"Yes." She spoke languidly, and evidently attached no special significance either to my questions or her own answers, which was what I wished. "Yes, that is my best time. While I work, I live in a world of my own creating; in a beautiful happy dream—at least it was so once," she added, with a sigh.
"I have heard you say you did not care to read fiction. You prefer to make your own stories, is that the reason?"
"I suppose so," she said; "but I never thought of it before."
"And you never write these imaginings?"
"Oh, no! That would be impossible. It is in the tones of voices as I hear them; in the expression of faces as I see them; in the subtle, indescribable perception of the significance of events, and their intimate relation to each other and influence on the lives of my dream friends that the whole charm lies. Such impressions are too delicate for reproduction, even if I had the mind to try. Describing them would be as coarse a proceeding as eating a flower after inhaling its perfume."
"Did I understand you to say that this is the habit of years? Has your inner life been composed of dreams ever since you were a child?"
"No," she replied, "I don't think as a child I was at all imaginative. I liked to learn, and when I was not learning I lived an active, outdoor life."
"Ah! Then you have acquired the habit since you grew up?"

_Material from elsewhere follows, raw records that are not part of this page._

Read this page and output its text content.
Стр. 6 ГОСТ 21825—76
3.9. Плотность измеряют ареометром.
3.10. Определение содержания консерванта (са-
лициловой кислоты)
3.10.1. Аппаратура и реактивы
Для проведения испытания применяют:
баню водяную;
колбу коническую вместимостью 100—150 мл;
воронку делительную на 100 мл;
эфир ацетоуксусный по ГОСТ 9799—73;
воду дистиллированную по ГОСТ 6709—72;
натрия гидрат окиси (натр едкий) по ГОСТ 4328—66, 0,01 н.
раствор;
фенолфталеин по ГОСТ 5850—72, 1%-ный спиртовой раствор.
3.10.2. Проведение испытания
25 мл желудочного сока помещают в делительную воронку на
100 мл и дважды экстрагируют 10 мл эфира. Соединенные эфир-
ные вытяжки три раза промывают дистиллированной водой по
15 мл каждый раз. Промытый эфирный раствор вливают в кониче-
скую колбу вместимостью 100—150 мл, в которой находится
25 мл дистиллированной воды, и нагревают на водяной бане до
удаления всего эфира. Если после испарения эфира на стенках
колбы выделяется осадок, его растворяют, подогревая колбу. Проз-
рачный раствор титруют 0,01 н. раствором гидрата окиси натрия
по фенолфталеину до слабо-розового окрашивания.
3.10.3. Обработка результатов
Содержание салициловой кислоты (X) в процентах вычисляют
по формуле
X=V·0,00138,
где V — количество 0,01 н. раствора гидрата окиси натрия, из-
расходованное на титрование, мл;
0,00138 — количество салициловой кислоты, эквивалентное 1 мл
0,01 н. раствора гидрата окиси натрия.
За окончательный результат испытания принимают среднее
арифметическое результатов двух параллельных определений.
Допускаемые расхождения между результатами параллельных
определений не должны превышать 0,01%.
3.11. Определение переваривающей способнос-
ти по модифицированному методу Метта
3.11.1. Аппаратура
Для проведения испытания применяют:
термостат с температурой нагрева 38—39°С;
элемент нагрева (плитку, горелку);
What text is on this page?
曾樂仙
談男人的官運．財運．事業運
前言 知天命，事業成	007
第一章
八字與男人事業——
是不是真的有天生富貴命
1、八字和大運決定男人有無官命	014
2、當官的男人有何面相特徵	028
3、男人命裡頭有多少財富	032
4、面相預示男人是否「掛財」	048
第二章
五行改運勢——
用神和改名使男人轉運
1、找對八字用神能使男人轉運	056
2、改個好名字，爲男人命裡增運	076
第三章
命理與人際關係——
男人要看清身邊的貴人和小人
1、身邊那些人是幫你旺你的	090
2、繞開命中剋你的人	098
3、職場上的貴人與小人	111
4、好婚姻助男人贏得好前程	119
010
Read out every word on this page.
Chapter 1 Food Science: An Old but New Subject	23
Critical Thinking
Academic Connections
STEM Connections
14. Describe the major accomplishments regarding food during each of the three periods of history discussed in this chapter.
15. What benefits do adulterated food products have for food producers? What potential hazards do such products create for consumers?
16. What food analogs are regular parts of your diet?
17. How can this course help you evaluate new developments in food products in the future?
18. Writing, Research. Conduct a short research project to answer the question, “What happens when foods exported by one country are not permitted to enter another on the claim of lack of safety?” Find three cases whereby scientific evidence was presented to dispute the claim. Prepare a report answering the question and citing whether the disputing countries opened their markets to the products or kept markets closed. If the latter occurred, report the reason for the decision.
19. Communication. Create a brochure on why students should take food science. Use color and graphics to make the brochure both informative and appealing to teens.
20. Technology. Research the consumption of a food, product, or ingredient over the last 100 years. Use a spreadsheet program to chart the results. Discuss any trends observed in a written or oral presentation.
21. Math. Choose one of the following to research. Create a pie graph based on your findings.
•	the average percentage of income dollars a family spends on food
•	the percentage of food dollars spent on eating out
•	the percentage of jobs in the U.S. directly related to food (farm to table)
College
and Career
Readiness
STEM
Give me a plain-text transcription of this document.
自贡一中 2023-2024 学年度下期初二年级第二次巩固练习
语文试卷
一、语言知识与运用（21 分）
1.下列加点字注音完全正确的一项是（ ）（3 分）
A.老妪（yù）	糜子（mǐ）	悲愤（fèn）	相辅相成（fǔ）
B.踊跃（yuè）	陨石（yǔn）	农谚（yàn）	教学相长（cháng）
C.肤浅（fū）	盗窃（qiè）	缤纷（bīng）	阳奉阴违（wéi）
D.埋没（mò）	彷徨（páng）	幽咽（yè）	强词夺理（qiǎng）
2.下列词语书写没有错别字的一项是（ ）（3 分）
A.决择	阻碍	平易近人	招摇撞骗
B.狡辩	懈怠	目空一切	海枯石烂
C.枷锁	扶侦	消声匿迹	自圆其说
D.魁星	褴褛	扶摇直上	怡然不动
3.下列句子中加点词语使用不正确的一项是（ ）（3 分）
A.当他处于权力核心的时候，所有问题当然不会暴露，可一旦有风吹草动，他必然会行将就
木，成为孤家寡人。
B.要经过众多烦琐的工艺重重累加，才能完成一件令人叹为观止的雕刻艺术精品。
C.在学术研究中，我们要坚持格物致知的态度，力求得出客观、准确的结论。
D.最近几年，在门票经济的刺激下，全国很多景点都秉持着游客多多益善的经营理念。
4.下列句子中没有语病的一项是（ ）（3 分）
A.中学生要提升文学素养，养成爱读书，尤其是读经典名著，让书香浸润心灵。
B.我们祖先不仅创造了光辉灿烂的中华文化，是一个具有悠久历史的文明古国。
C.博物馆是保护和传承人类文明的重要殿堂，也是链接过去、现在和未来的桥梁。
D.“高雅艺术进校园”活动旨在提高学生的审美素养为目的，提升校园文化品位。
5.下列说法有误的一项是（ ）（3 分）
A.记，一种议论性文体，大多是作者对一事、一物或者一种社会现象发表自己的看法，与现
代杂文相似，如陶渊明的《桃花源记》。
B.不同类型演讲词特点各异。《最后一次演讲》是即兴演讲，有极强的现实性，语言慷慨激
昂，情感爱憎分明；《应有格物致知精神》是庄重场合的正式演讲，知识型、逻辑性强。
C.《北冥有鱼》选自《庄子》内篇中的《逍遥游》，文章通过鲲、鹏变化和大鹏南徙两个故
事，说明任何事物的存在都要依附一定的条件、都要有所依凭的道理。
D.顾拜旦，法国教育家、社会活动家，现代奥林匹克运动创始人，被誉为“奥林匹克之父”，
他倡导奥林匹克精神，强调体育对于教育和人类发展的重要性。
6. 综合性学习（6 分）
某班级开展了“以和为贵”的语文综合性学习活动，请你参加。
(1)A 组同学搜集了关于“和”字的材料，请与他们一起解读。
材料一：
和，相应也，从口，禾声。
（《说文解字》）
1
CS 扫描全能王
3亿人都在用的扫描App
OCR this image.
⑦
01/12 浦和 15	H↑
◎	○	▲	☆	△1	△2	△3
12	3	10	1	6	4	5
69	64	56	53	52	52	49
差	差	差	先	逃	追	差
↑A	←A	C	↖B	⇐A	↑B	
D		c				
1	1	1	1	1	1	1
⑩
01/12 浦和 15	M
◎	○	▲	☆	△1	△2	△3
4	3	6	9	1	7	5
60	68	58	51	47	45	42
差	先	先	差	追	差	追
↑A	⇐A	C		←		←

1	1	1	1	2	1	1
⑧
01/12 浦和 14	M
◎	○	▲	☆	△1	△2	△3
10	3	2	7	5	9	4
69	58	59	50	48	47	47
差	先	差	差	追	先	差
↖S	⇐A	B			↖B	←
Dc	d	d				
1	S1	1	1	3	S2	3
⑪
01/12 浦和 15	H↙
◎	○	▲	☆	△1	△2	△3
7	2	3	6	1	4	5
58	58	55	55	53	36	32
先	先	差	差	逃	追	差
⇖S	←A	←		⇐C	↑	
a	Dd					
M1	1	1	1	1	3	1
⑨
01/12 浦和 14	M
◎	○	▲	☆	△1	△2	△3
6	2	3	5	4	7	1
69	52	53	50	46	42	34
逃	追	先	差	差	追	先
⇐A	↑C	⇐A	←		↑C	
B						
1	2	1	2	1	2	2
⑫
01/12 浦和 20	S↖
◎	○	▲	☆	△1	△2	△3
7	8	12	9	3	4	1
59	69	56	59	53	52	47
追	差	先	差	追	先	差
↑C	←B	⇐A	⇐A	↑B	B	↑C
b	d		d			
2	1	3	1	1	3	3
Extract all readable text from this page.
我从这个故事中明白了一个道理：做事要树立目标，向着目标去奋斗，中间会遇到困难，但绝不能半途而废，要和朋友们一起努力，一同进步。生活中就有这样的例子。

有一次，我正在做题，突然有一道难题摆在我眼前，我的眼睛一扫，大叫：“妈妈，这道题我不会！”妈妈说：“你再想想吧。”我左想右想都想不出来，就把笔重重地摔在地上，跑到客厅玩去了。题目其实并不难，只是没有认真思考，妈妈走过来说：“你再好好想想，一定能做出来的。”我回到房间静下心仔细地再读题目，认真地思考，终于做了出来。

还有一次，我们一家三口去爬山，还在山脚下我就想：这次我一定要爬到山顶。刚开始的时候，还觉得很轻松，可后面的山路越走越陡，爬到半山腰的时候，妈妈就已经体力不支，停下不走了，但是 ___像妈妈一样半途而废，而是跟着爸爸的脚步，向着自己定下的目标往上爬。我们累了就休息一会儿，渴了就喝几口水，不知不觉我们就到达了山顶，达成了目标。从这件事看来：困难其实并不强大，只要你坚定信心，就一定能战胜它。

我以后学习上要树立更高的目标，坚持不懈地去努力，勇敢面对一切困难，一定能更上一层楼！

"Yes. It came on by degrees. I used to think of how things might be different; that was the way it began. I tried to work out schemes of life in my head, as I would do a game of chess; not schemes of life for myself, you know, but such as should save other people from being very miserable. I wanted to do some good in the world,"—she paused here to choose her words—"and that kind of thought naturally resolves itself into action, but before the impulse to act came upon me I had made it impossible for myself to do anything, so that when it came I was obliged to resist it, and then, instead of reading and reflecting, I took to sewing for a sedative, and turned the trick of thinking how things might be different into another channel."
She was unconsciously telling me the history of her married life, showing me a lonely woman gradually losing her mental health for want of active occupation and a wholesome share of the work of the world to take her out of herself. To a certain extent, then, I had been right in my judgment of her character. Her disposition was practical, not contemplative; but she had been forced into the latter attitude, and the consequence was, perhaps—well, it might be a diseased state of the mind; but that I had yet to ascertain.